There are many new ways for people to get high on marijuana these days. From cookies to vaporizers, and even tinctures, the menu available to a cannabis user has drastically expanded in recent months and years.

Police have had to adapt, as well, scrutinizing the food and candy in individuals’ cars, oftentimes relying on lab results to be sure something contains cannabis.

For instance, LaPlace, Louisiana detectives recently sent cannabis snacks to a lab after noticing cannabis-related labeling on the packages.

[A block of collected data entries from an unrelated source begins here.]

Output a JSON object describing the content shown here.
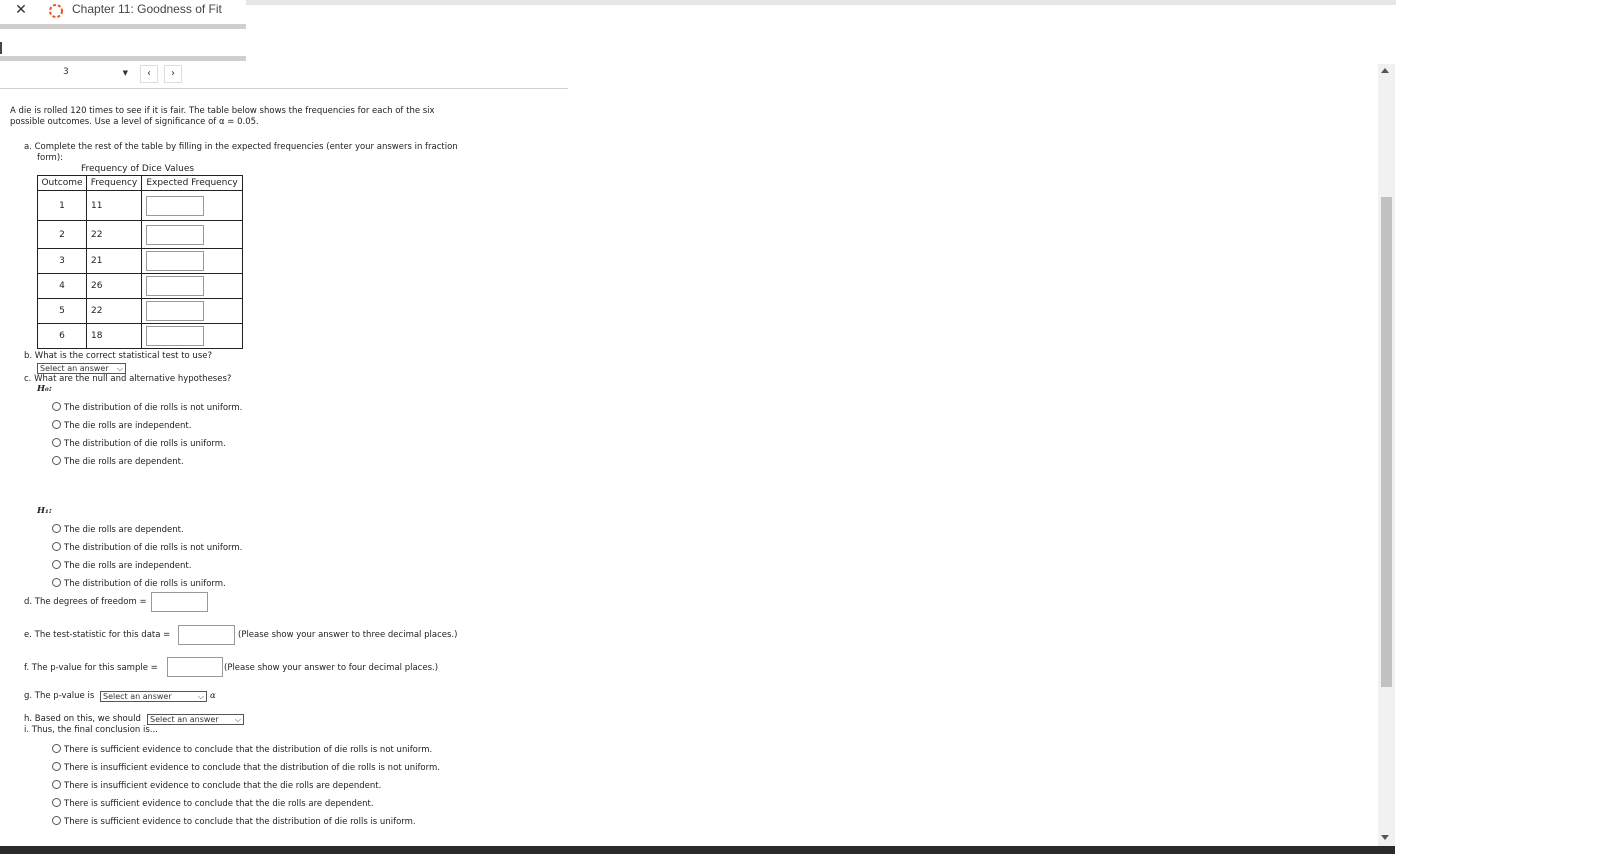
{
  "window": {
    "close_label": "✕",
    "tab_title": "Chapter 11: Goodness of Fit"
  },
  "nav": {
    "question_number": "3",
    "prev": "‹",
    "next": "›"
  },
  "question": {
    "intro_line1": "A die is rolled 120 times to see if it is fair. The table below shows the frequencies for each of the six",
    "intro_line2": "possible outcomes.  Use a level of significance of α = 0.05.",
    "part_a_line1": "a. Complete the rest of the table by filling in the expected frequencies (enter your answers in fraction",
    "part_a_line2": "form):",
    "table": {
      "caption": "Frequency of Dice Values",
      "headers": [
        "Outcome",
        "Frequency",
        "Expected Frequency"
      ],
      "rows": [
        {
          "outcome": "1",
          "frequency": "11"
        },
        {
          "outcome": "2",
          "frequency": "22"
        },
        {
          "outcome": "3",
          "frequency": "21"
        },
        {
          "outcome": "4",
          "frequency": "26"
        },
        {
          "outcome": "5",
          "frequency": "22"
        },
        {
          "outcome": "6",
          "frequency": "18"
        }
      ]
    },
    "part_b": "b. What is the correct statistical test to use?",
    "select_placeholder": "Select an answer",
    "part_c": "c. What are the null and alternative hypotheses?",
    "h0_label": "H₀:",
    "h0_options": [
      "The distribution of die rolls is not uniform.",
      "The die rolls are independent.",
      "The distribution of die rolls is uniform.",
      "The die rolls are dependent."
    ],
    "h1_label": "H₁:",
    "h1_options": [
      "The die rolls are dependent.",
      "The distribution of die rolls is not uniform.",
      "The die rolls are independent.",
      "The distribution of die rolls is uniform."
    ],
    "part_d": "d. The degrees of freedom =",
    "part_e": "e. The test-statistic for this data =",
    "part_e_note": "(Please show your answer to three decimal places.)",
    "part_f": "f. The p-value for this sample =",
    "part_f_note": "(Please show your answer to four decimal places.)",
    "part_g": "g. The p-value is",
    "part_g_suffix": "α",
    "part_h": "h. Based on this, we should",
    "part_i": "i. Thus, the final conclusion is...",
    "conclusion_options": [
      "There is sufficient evidence to conclude that the distribution of die rolls is not uniform.",
      "There is insufficient evidence to conclude that the distribution of die rolls is not uniform.",
      "There is insufficient evidence to conclude that the die rolls are dependent.",
      "There is sufficient evidence to conclude that the die rolls are dependent.",
      "There is sufficient evidence to conclude that the distribution of die rolls is uniform."
    ]
  },
  "colors": {
    "accent_orange": "#e8561c",
    "scroll_thumb": "#c1c1c1"
  }
}
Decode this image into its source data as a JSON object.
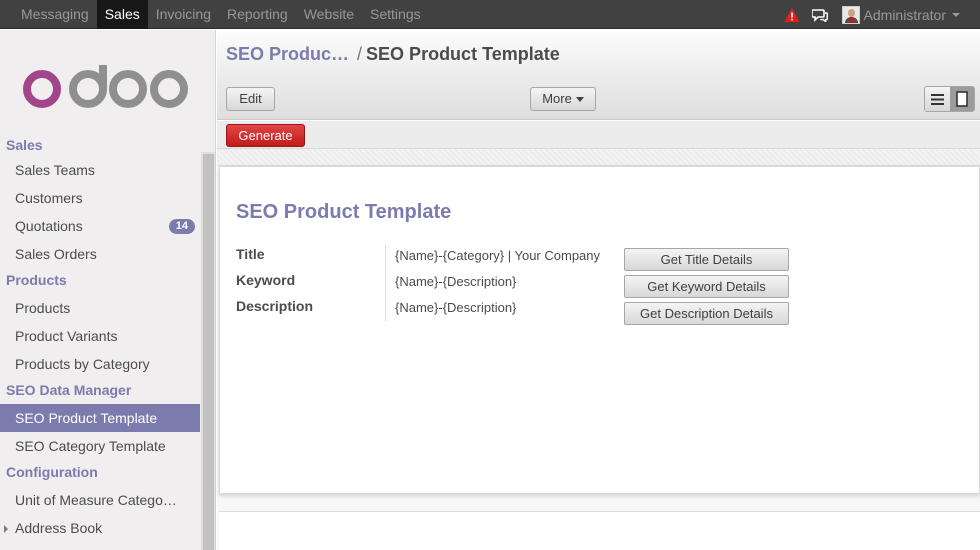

Reports demonstrate how vaporizers allow individuals to get high discreetly under the nose of law enforcement, parents, and teachers.

"It's the concealment method; we don't know what is in a vape pen until we actually have it tested by a forensic laboratory," said Supervisory Special Agent John Scherbenske of the U.S. Drug Enforcement Administration.

For the California Highway Patrol, the issue is not how one consumed marijuana, but whether or not they did before getting behind the wheel of a vehicle.

“We are not really concerned with what form they use to ingest it,” CHP Officer Lacey Heitman told MERRY JANE. “Our only concern is when they drive a vehicle with it in their system, no matter how they ingested it. We are still looking for impairment in a driver and that is what would alert us to investigate.”

She added: “Once we have suspicion someone is under the influence, we look at pupils, pulse, and [complete] a field sobriety test.”